Hai Phan

Differential Privacy Preservation in Deep Learning

Dr. Hai Phan, New Jersey Institute of Technology
Friday, February 24, 2017
9:30am - 10:30am
JBHT 236

Abstract:Hai Phan

In recent years, advances in deep learning have enabled a dizzying array of applications such as data analytics, signal and information processing, and autonomous systems. For instance, deep learning has applications in a number of healthcare areas, e.g., phenotype extraction and health risk prediction, prediction of the development of various diseases including schizophrenia, a variety of cancers, diabetes, heart failure, and many more. This presents an obvious threat to privacy in new deep learning systems and models, which are being developed and deployed. In this talk, I will review the current picture of preserving privacy in deep learning. Then, I will introduce our approaches in differential privacy preservation in deep learning. The key characteristics of our frameworks are: (1) It is totally independent of the data size, and (2) It has the ability to redistribute the noise injected into deep neural networks towards an improvement of usability. Future directions of our research will be briefly introduced as well.

Bio:

Hai Phan is an Assistant Professor at the Ying Wu College of Computing, New Jersey Institute of Technology.

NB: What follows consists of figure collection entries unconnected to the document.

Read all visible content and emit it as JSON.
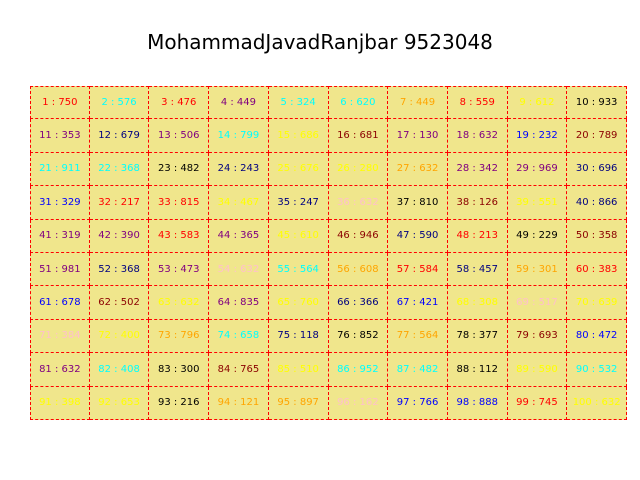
{
  "title": "MohammadJavadRanjbar 9523048",
  "colors": {
    "cell_background": "#f0e68c",
    "border": "#ff0000"
  },
  "cells": [
    {
      "text": "1 : 750",
      "color": "#ff0000"
    },
    {
      "text": "2 : 576",
      "color": "#00ffff"
    },
    {
      "text": "3 : 476",
      "color": "#ff0000"
    },
    {
      "text": "4 : 449",
      "color": "#800080"
    },
    {
      "text": "5 : 324",
      "color": "#00ffff"
    },
    {
      "text": "6 : 620",
      "color": "#00ffff"
    },
    {
      "text": "7 : 449",
      "color": "#ffa500"
    },
    {
      "text": "8 : 559",
      "color": "#ff0000"
    },
    {
      "text": "9 : 612",
      "color": "#ffff00"
    },
    {
      "text": "10 : 933",
      "color": "#000000"
    },
    {
      "text": "11 : 353",
      "color": "#800080"
    },
    {
      "text": "12 : 679",
      "color": "#000080"
    },
    {
      "text": "13 : 506",
      "color": "#800080"
    },
    {
      "text": "14 : 799",
      "color": "#00ffff"
    },
    {
      "text": "15 : 686",
      "color": "#ffff00"
    },
    {
      "text": "16 : 681",
      "color": "#8b0000"
    },
    {
      "text": "17 : 130",
      "color": "#800080"
    },
    {
      "text": "18 : 632",
      "color": "#800080"
    },
    {
      "text": "19 : 232",
      "color": "#0000ff"
    },
    {
      "text": "20 : 789",
      "color": "#8b0000"
    },
    {
      "text": "21 : 911",
      "color": "#00ffff"
    },
    {
      "text": "22 : 368",
      "color": "#00ffff"
    },
    {
      "text": "23 : 482",
      "color": "#000000"
    },
    {
      "text": "24 : 243",
      "color": "#000080"
    },
    {
      "text": "25 : 676",
      "color": "#ffff00"
    },
    {
      "text": "26 : 280",
      "color": "#ffff00"
    },
    {
      "text": "27 : 632",
      "color": "#ffa500"
    },
    {
      "text": "28 : 342",
      "color": "#800080"
    },
    {
      "text": "29 : 969",
      "color": "#800080"
    },
    {
      "text": "30 : 696",
      "color": "#000080"
    },
    {
      "text": "31 : 329",
      "color": "#0000ff"
    },
    {
      "text": "32 : 217",
      "color": "#ff0000"
    },
    {
      "text": "33 : 815",
      "color": "#ff0000"
    },
    {
      "text": "34 : 467",
      "color": "#ffff00"
    },
    {
      "text": "35 : 247",
      "color": "#000080"
    },
    {
      "text": "36 : 632",
      "color": "#ffc0cb"
    },
    {
      "text": "37 : 810",
      "color": "#000000"
    },
    {
      "text": "38 : 126",
      "color": "#8b0000"
    },
    {
      "text": "39 : 551",
      "color": "#ffff00"
    },
    {
      "text": "40 : 866",
      "color": "#000080"
    },
    {
      "text": "41 : 319",
      "color": "#800080"
    },
    {
      "text": "42 : 390",
      "color": "#800080"
    },
    {
      "text": "43 : 583",
      "color": "#ff0000"
    },
    {
      "text": "44 : 365",
      "color": "#800080"
    },
    {
      "text": "45 : 610",
      "color": "#ffff00"
    },
    {
      "text": "46 : 946",
      "color": "#8b0000"
    },
    {
      "text": "47 : 590",
      "color": "#000080"
    },
    {
      "text": "48 : 213",
      "color": "#ff0000"
    },
    {
      "text": "49 : 229",
      "color": "#000000"
    },
    {
      "text": "50 : 358",
      "color": "#8b0000"
    },
    {
      "text": "51 : 981",
      "color": "#800080"
    },
    {
      "text": "52 : 368",
      "color": "#000080"
    },
    {
      "text": "53 : 473",
      "color": "#800080"
    },
    {
      "text": "54 : 632",
      "color": "#ffc0cb"
    },
    {
      "text": "55 : 564",
      "color": "#00ffff"
    },
    {
      "text": "56 : 608",
      "color": "#ffa500"
    },
    {
      "text": "57 : 584",
      "color": "#ff0000"
    },
    {
      "text": "58 : 457",
      "color": "#000080"
    },
    {
      "text": "59 : 301",
      "color": "#ffa500"
    },
    {
      "text": "60 : 383",
      "color": "#ff0000"
    },
    {
      "text": "61 : 678",
      "color": "#0000ff"
    },
    {
      "text": "62 : 502",
      "color": "#8b0000"
    },
    {
      "text": "63 : 632",
      "color": "#ffff00"
    },
    {
      "text": "64 : 835",
      "color": "#800080"
    },
    {
      "text": "65 : 760",
      "color": "#ffff00"
    },
    {
      "text": "66 : 366",
      "color": "#000080"
    },
    {
      "text": "67 : 421",
      "color": "#0000ff"
    },
    {
      "text": "68 : 308",
      "color": "#ffff00"
    },
    {
      "text": "69 : 517",
      "color": "#ffc0cb"
    },
    {
      "text": "70 : 639",
      "color": "#ffff00"
    },
    {
      "text": "71 : 384",
      "color": "#ffc0cb"
    },
    {
      "text": "72 : 400",
      "color": "#ffff00"
    },
    {
      "text": "73 : 796",
      "color": "#ffa500"
    },
    {
      "text": "74 : 658",
      "color": "#00ffff"
    },
    {
      "text": "75 : 118",
      "color": "#000080"
    },
    {
      "text": "76 : 852",
      "color": "#000000"
    },
    {
      "text": "77 : 564",
      "color": "#ffa500"
    },
    {
      "text": "78 : 377",
      "color": "#000000"
    },
    {
      "text": "79 : 693",
      "color": "#8b0000"
    },
    {
      "text": "80 : 472",
      "color": "#0000ff"
    },
    {
      "text": "81 : 632",
      "color": "#800080"
    },
    {
      "text": "82 : 408",
      "color": "#00ffff"
    },
    {
      "text": "83 : 300",
      "color": "#000000"
    },
    {
      "text": "84 : 765",
      "color": "#8b0000"
    },
    {
      "text": "85 : 510",
      "color": "#ffff00"
    },
    {
      "text": "86 : 952",
      "color": "#00ffff"
    },
    {
      "text": "87 : 482",
      "color": "#00ffff"
    },
    {
      "text": "88 : 112",
      "color": "#000000"
    },
    {
      "text": "89 : 590",
      "color": "#ffff00"
    },
    {
      "text": "90 : 532",
      "color": "#00ffff"
    },
    {
      "text": "91 : 398",
      "color": "#ffff00"
    },
    {
      "text": "92 : 653",
      "color": "#ffff00"
    },
    {
      "text": "93 : 216",
      "color": "#000000"
    },
    {
      "text": "94 : 121",
      "color": "#ffa500"
    },
    {
      "text": "95 : 897",
      "color": "#ffa500"
    },
    {
      "text": "96 : 162",
      "color": "#ffc0cb"
    },
    {
      "text": "97 : 766",
      "color": "#0000ff"
    },
    {
      "text": "98 : 888",
      "color": "#0000ff"
    },
    {
      "text": "99 : 745",
      "color": "#ff0000"
    },
    {
      "text": "100 : 632",
      "color": "#ffff00"
    }
  ]
}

He holds a Ph.D. in computer science, awarded in 2013 by the French National Centre for Scientific Research (CNRS) - University Montpellier 2 (UM2). His topics of interest primarily focus on data science, machine learning, deep learning, and privacy and security, especially for health informatics, social network analysis, and spatio-temporal data mining. His contributions have been published in at least 25 publications at leading and top-tier venues, such as AAAI, ACM Multimedia, ACM CIKM, ACM TIST, IEEE Intelligent Systems, KAIS, SDM, ECML-PKDD, ACM GIS, etc. Several of them had been selected as best papers and two contributions had been presented as invited talks.